I watch a pretty nurse practitioner who is about my age, expertly pull a drain from a man's stomach. She is someone like me--a normal person, a young person--but her hands and her brain are like magic. She helps me figure things out and i am grateful for her patience.

We do not end for several hours. At 2 i realize it has already been an 8 hour day.

I receive an email from a star graduating student who responds to my fretting about the future. She tells me not to fret. I believe her. She tells me to work really really hard. I believe her.

Wednesday, April 29, 2009

Day 3

Grand rounds are boring

Found out board scores. Yay i passed. Sob, my score is lame.

Fret about future.

Thrown into clinic. Handed charts. Examine. Attending is mildly frightening. Patient gets off cell phone when i enter; "can't talk, the doctor is here." He meant me?! Attending turns out to be kind of really cool. Learn more in 2 hours then in 2 weeks. Survive.

Home. Fret about future. Decide to push on.

Tuesday, April 28, 2009

Day 2

More orientation.
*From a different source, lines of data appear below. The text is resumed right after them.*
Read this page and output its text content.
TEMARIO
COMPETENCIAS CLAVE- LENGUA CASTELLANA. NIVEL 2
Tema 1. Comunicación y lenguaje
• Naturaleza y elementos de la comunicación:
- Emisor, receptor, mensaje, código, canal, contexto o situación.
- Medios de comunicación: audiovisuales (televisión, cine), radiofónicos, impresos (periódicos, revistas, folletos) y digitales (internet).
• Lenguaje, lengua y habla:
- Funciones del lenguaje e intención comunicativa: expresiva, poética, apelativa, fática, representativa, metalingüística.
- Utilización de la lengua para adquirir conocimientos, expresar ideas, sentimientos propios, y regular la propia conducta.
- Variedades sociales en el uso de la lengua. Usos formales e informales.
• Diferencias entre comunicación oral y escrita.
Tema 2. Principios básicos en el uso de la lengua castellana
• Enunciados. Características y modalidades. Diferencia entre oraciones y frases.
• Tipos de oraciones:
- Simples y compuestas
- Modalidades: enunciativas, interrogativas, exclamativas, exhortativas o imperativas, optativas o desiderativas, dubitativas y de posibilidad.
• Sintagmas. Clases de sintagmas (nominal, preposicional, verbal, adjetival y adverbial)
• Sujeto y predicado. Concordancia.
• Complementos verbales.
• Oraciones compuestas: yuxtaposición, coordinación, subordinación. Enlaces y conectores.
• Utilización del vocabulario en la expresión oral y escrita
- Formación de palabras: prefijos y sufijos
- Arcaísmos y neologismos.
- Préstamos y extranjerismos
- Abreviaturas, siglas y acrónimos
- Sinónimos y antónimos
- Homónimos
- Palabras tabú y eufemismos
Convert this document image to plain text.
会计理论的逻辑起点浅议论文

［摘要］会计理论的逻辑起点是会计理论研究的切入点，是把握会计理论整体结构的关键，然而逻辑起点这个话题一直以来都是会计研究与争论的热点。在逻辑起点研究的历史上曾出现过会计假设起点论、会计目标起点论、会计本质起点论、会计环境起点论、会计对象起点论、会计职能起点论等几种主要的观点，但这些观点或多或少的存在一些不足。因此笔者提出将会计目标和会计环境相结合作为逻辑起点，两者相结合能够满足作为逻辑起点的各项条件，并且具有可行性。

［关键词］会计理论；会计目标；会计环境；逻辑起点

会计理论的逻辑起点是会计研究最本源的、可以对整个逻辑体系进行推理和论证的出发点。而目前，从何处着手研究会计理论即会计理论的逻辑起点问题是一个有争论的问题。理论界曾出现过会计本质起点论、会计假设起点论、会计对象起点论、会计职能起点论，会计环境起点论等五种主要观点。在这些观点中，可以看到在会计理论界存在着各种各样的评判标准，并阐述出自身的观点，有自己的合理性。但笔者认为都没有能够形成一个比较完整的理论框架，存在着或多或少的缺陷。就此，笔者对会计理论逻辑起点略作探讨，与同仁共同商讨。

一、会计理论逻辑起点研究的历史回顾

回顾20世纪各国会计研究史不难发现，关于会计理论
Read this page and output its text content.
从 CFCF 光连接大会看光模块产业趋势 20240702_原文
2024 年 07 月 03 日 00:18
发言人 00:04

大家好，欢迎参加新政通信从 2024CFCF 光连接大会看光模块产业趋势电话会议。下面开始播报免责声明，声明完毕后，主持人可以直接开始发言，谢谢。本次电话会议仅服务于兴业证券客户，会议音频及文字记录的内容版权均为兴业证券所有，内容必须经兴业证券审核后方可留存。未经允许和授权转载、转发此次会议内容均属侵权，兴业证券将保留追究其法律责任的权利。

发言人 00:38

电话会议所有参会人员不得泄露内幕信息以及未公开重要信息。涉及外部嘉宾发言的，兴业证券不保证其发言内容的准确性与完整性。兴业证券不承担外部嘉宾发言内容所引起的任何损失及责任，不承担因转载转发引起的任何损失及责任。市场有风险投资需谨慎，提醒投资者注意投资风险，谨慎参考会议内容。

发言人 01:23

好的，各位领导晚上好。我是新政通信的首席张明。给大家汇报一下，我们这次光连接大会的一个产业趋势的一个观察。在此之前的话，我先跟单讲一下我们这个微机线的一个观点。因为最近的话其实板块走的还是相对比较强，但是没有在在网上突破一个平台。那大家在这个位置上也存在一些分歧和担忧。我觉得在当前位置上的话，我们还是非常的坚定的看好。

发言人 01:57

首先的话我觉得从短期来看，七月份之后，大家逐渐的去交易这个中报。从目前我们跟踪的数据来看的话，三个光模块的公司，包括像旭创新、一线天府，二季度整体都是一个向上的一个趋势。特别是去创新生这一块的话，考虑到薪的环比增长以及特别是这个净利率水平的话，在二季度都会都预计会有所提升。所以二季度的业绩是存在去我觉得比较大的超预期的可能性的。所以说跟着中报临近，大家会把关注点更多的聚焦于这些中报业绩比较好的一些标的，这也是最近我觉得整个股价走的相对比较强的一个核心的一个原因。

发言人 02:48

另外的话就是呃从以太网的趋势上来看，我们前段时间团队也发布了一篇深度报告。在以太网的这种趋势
Does not begin till 10, even though i woke up at 6 and tomorrow i will wake up at 430.

there is still much hope in the air.

feel like the hardest part of med school is letting go of one's particularities of previous identities--namely, that of ditzy intellectual, which was a fun role to try to develope. its not as funny to have a ditzy doctor. its kind of scary. but changing such a thing brings up profound difficult questions of identity, habitus, and change. did i once develope such a role as one puts on garb, an arbitrary pair of pants found in the free bin--or did it seem a good way to deal with the fact that i have terrible short term memory? Is it essence or is it mere garb one puts on and off a deeper essence? is there no essence at all, this illusion of self?!

no time for difficult questions! have to review abdominal vasculature.